A potentiometer is equal to a voltage resistor divider where the ratio depends on the resistor value. Okay, so you can tune from 0% to 100% which means for a Vin of 5V for example, from 0 to 5V.
Now let's say I want to limit this ratio to a certain value as from 50% to 70% to obtain a Vout ranged from 2.5V to 3.5V. So then, I'm sure when I will change the potentiometer value the voltage will be limited between this voltage range.
I understand by adding a grounded series resistor the ratio will then change to constrained value since when the potentiometer will be at min/max value, there will still be this resistor to take into account:
Which will give a new ratio of 50% to 100% (so if VCC = 5V, 2.5V to 5V) due to the 2k series resistance added. (2k/4k for min potentiometer state and 4k/4k for max potentiometer state)

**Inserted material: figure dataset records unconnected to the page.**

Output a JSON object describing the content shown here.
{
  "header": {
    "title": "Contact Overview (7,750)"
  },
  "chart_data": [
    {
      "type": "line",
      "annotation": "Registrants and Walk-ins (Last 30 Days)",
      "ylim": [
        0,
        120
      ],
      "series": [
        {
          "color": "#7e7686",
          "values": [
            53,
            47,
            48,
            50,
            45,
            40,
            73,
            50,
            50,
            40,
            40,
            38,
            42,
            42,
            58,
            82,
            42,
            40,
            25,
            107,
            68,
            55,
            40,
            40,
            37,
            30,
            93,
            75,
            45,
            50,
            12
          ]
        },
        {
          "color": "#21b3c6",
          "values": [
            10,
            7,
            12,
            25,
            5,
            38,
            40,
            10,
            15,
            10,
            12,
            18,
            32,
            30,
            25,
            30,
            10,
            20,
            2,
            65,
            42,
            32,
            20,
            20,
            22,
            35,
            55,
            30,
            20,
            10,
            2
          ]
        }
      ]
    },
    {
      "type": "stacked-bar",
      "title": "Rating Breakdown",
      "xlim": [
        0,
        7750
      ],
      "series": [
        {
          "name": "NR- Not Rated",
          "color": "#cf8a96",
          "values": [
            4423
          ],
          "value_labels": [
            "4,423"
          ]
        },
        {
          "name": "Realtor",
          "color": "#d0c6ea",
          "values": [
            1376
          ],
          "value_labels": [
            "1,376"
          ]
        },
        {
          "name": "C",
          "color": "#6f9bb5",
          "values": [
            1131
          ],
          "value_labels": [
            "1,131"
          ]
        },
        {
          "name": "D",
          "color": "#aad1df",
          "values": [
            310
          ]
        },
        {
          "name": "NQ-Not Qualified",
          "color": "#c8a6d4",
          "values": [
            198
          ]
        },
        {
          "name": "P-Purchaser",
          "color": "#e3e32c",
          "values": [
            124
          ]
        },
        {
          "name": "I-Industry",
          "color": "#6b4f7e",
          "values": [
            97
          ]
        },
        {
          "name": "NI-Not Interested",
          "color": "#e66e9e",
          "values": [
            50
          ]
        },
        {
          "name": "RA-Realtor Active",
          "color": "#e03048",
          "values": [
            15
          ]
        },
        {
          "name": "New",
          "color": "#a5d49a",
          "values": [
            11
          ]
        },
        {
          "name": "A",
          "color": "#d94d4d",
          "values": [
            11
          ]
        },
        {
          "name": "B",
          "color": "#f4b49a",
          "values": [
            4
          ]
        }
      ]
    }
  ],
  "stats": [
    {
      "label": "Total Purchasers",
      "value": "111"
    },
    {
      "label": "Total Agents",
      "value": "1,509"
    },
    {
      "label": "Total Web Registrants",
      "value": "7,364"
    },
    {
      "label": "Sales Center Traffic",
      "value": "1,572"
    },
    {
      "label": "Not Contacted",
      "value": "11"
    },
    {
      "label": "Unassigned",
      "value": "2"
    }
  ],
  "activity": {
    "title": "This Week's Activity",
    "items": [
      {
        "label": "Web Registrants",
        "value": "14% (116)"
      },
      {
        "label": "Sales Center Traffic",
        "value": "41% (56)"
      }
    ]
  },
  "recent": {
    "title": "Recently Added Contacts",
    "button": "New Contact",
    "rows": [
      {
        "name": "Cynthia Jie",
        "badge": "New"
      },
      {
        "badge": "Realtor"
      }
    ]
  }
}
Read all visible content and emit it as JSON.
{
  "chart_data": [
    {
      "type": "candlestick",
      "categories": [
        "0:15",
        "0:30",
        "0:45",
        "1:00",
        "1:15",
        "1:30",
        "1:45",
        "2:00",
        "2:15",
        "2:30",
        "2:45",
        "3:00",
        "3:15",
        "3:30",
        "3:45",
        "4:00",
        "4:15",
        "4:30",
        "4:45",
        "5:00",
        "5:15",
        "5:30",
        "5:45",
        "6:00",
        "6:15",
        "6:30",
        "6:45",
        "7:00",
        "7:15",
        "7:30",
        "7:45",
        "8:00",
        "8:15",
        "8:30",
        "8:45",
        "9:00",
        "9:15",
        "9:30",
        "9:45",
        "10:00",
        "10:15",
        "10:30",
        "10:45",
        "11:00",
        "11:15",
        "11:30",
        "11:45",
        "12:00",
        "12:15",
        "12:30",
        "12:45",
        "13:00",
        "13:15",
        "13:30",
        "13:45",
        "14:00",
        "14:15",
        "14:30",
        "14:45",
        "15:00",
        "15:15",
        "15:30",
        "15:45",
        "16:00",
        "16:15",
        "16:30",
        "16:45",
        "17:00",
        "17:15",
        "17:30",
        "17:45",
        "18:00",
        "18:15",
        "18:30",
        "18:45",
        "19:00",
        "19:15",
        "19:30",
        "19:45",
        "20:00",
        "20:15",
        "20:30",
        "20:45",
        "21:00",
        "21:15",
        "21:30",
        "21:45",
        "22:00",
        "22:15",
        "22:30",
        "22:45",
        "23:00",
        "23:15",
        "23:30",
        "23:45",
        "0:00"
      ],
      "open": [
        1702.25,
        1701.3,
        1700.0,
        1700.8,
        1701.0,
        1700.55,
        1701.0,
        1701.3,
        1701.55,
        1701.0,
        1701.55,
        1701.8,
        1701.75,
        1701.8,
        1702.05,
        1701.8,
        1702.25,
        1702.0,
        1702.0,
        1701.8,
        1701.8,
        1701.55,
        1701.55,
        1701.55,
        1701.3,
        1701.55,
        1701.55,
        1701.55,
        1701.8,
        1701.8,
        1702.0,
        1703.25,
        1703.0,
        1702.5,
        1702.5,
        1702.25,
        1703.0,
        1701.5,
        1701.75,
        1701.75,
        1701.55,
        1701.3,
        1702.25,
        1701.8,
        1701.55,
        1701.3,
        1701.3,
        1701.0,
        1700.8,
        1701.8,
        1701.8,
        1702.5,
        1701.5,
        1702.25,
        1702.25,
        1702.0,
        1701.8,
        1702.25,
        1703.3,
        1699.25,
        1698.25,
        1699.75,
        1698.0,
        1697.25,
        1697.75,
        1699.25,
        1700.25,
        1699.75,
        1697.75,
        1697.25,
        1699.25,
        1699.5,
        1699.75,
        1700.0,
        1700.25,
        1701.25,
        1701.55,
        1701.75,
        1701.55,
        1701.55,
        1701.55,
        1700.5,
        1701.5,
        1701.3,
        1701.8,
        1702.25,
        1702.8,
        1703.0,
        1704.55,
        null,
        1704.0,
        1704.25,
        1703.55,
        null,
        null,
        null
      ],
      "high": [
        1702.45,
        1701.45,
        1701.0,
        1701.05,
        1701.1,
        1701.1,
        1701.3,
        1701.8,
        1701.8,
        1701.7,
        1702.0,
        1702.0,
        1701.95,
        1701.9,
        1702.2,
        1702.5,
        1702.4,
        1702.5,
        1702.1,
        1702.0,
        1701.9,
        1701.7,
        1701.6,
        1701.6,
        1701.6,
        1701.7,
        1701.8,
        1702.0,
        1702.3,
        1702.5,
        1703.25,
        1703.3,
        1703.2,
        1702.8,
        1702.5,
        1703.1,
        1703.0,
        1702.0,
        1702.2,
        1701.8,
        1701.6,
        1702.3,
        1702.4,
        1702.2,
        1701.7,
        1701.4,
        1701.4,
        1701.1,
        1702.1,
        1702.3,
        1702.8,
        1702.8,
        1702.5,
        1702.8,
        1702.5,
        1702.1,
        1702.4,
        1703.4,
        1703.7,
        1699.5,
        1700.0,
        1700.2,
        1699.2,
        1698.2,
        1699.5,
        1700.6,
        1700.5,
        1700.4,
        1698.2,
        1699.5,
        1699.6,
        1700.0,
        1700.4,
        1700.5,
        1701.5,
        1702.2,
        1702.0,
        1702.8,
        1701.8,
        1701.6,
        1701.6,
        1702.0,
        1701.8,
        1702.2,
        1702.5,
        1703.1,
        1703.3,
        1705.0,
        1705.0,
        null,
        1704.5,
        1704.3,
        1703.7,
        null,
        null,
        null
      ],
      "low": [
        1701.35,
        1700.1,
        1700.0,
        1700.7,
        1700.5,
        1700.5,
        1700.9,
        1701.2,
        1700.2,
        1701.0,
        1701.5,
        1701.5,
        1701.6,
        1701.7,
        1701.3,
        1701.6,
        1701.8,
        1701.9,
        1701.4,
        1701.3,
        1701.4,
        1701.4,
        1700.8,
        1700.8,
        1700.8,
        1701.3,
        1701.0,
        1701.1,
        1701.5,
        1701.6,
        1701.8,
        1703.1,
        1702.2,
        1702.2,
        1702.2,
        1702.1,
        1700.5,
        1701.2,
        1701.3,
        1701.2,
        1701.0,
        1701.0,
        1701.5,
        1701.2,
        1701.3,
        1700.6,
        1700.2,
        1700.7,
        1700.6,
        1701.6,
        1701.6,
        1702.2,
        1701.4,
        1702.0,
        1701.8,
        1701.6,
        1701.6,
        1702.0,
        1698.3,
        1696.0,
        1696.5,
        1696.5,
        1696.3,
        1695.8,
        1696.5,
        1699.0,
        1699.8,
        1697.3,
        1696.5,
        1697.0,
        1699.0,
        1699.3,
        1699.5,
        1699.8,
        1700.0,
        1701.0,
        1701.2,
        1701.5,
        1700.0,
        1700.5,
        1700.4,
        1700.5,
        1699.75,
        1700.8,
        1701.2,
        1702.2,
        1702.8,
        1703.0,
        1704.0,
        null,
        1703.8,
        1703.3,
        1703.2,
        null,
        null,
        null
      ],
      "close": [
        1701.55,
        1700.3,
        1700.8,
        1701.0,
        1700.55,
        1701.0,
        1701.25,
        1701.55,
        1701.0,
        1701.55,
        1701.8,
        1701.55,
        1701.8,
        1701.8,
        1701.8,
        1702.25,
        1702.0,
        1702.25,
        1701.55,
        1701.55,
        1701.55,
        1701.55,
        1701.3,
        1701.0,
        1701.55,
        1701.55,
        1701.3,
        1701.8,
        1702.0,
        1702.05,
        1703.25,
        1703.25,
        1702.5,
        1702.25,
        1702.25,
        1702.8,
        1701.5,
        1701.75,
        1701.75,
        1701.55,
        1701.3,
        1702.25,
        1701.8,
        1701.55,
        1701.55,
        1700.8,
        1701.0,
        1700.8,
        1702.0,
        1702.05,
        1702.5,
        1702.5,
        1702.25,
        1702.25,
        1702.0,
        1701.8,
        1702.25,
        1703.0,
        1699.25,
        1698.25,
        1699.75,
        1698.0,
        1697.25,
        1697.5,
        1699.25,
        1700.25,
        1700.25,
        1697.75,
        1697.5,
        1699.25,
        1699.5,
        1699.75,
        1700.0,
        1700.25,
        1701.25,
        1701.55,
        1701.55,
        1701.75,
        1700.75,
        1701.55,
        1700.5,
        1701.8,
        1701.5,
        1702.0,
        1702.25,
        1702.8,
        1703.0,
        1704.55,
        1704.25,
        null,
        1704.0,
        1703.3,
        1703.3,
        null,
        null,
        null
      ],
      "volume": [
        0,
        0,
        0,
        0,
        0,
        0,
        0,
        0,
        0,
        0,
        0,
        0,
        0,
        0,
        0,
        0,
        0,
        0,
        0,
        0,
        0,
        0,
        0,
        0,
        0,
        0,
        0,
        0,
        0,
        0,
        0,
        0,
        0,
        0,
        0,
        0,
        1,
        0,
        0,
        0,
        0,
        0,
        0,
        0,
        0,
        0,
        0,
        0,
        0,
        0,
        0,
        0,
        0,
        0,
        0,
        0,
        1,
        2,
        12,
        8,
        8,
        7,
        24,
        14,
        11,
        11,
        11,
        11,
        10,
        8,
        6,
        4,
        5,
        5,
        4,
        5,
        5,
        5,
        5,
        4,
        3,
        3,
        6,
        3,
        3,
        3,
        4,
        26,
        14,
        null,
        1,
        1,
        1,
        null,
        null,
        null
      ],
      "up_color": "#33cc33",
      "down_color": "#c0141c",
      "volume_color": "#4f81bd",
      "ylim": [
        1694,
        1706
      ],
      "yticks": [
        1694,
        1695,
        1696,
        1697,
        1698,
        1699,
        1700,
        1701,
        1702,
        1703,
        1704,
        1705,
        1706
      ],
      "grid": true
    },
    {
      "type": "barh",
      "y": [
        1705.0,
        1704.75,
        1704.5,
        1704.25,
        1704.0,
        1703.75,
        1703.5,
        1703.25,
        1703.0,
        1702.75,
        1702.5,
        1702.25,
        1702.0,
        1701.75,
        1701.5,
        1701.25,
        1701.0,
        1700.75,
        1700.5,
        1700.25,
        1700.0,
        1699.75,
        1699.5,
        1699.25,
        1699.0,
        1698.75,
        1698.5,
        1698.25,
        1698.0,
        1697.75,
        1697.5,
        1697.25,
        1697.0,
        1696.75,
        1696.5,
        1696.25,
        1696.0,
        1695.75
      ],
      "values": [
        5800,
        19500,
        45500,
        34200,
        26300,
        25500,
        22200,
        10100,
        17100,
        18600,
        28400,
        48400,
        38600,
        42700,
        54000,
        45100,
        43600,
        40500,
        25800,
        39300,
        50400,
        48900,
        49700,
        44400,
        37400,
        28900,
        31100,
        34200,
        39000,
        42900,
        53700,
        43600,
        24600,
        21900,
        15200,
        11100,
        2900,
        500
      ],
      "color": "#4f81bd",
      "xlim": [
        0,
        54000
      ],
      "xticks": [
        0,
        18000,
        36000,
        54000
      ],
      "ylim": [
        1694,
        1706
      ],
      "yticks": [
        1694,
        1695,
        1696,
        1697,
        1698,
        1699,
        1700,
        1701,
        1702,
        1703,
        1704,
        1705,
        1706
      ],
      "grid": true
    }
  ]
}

But I can't get my head around how to now get arbitrary ratio as 50% to 70%.
What I am not seening ?
Thank you
Best Answer
If your 2k pot is to give you a span of 20% from 50% to 70% then you need \$ \frac {2k}{20} = 100 \ \Omega \$ per %.
So the bottom, 50%, resistor will be 50 x 100 = 5k.
The top, 30%, resistor will be 30 x 100 = 3k.
Generally you will be constrained by the available potentiometer values. Pick one that suits and calculate the other resistors afterwards.
simulate this circuit – Schematic created using CircuitLab
Using min and max in percentage form:
$$ R_1 = \frac {R_2 \cdot (100 - max)}{max - min} $$
$$ R_3 = \frac {R_2 \cdot min}{max - min} $$
Testing for your example with a 2k pot and a 50% to 70% adjustment range:
\$ R_1 = \frac {R_2 \cdot (100 - max)}{max - min} = \frac {2k \cdot (100 - 70)}{70 - 50} = 3k \$
\$ R_3 = \frac {R_2 \cdot min}{max - min}= \frac {2k \cdot 50}{70 - 50} = 5k \$
Obviously, min can be set as low as 0% and max to 100% which will result in R3 or R1 being 0 Ω.